Chinese local police arrested 13 people at the small P2P (Peer-to-Peer) lender esudai.com in the city of Huizhou yesterday.
Founded in 2010, esudai.com recorded total transaction value of over RMB7 billion (US$1.07 billion) with 330,000 investors lending out their personal savings via the online portal.
The founders and managers at the company allegedly kept some of those funds for themselves. They are also claimed to have masqueraded as regular users and posted fake borrowing requests.
The news of the online lending scam is nothing extraordinary in a country where a total of 1,598 P2P lenders and fintech operators have failed or disappeared. The majority of those used similar tactics to cheat small lenders before the website owners disappeared with bulky suitcases.

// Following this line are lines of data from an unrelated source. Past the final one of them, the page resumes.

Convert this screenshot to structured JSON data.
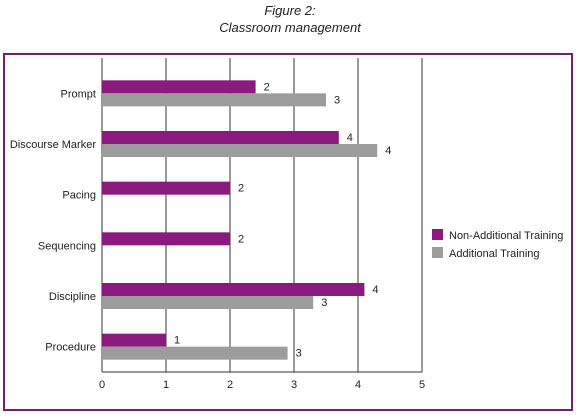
{
  "figure": {
    "label": "Figure 2:",
    "title": "Classroom management"
  },
  "colors": {
    "series_non_additional": "#8b1a7e",
    "series_additional": "#9c9c9c",
    "frame": "#7a1e6a",
    "gridline": "#333333"
  },
  "chart_data": {
    "type": "bar",
    "orientation": "horizontal",
    "title": "Classroom management",
    "categories": [
      "Prompt",
      "Discourse Marker",
      "Pacing",
      "Sequencing",
      "Discipline",
      "Procedure"
    ],
    "series": [
      {
        "name": "Non-Additional Training",
        "values": [
          2.4,
          3.7,
          2.0,
          2.0,
          4.1,
          1.0
        ],
        "labels": [
          "2",
          "4",
          "2",
          "2",
          "4",
          "1"
        ]
      },
      {
        "name": "Additional Training",
        "values": [
          3.5,
          4.3,
          null,
          null,
          3.3,
          2.9
        ],
        "labels": [
          "3",
          "4",
          "",
          "",
          "3",
          "3"
        ]
      }
    ],
    "xlim": [
      0,
      5
    ],
    "xticks": [
      "0",
      "1",
      "2",
      "3",
      "4",
      "5"
    ],
    "grid": true,
    "legend_position": "right"
  }
}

The difference for esudai.com is that the owners were caught before they could make their escape.
An Industry In Decline
Plagued by fraud and other uncertainties, the number of newly created P2P lending platforms in China has declined at a rate of over 50% in April, compared to a growth rate of nearly 80% back in May 2015.
But the rapid growth rate in the past has led to an overall expansion of the aggregate number of P2P lending platforms, which ballooned to around 4,000 last month from over 2,000 a year ago, according to Wangdai Zhijia, a Chinese P2P industry statistics tracker.
Aggregate financial transaction value declined for the first time in January, after last year’s fast growth, before rebounding in March. Average interest rates offered by these P2P platforms also declined to around 11% from nearly 15% just 11 months ago.
In contrast, the total number of troubled P2P lenders has steadily climbed over the past year, with a very volatile growth or decline rate.
A Closer Look At Esudai.Com
The website of esudai.com, which can still be accessed today, looked fishy with just a few clicks.
The management team members were listed, but most of them did not offer any details of their prior work experience, including company names and job titles.
The chief executive and chairman Jian Huixing, for example, was described as “having worked in the lending industry for five years,” without offering any specifics on his finance background.
The same goes for the president, chief risk officer, and chief financial officer of the company.
There is no mention of risk control anywhere. The company has no credible partners. In fact, it lists no partners at all. The product-related webpage is a mess.
Anyone who can read should see the obvious red flags and be very cautious about clicking that button marked “I want to lend.”
So, why do people still take the bait? Greed is one explanation. Official interest rates have declined to 1.55% for five-year fixed deposits. On Alibaba Group Holdings Ltd.’s savings account platform Yu’e Bao, rates have shrank to under 3% from above 5% a couple of years ago.
Lack of judgement and financial knowledge may also be to blame. Most users are mom and pop investors. The P2P lenders attract users by word-of-month, and people get in under the influence of a herd mentality.
Lastly, the investors are betting on government rescues. Perhaps they wouldn’t be thinking in the terms of “too-big-to-fail,” as more sophisticated investors do when they put money into big institution’s wealth management products, they somehow believe that the government will get their back.
After all, the government fears instability, so these lenders take advantage of the soft landing inherent in the system.
Failing that, they can still recoup some of their investments by raiding the offices and personal wealth of the P2P lenders, as in the case of Anhui province-based Ezubao.
People flooded into the offices of the failed P2P lender’s offices and grabbed whatever they could. Nobody checked if these people were real investors or just passersby who arrived for the looting.
Well, some of them may have lost money, but others may have gained a few hundred RMB.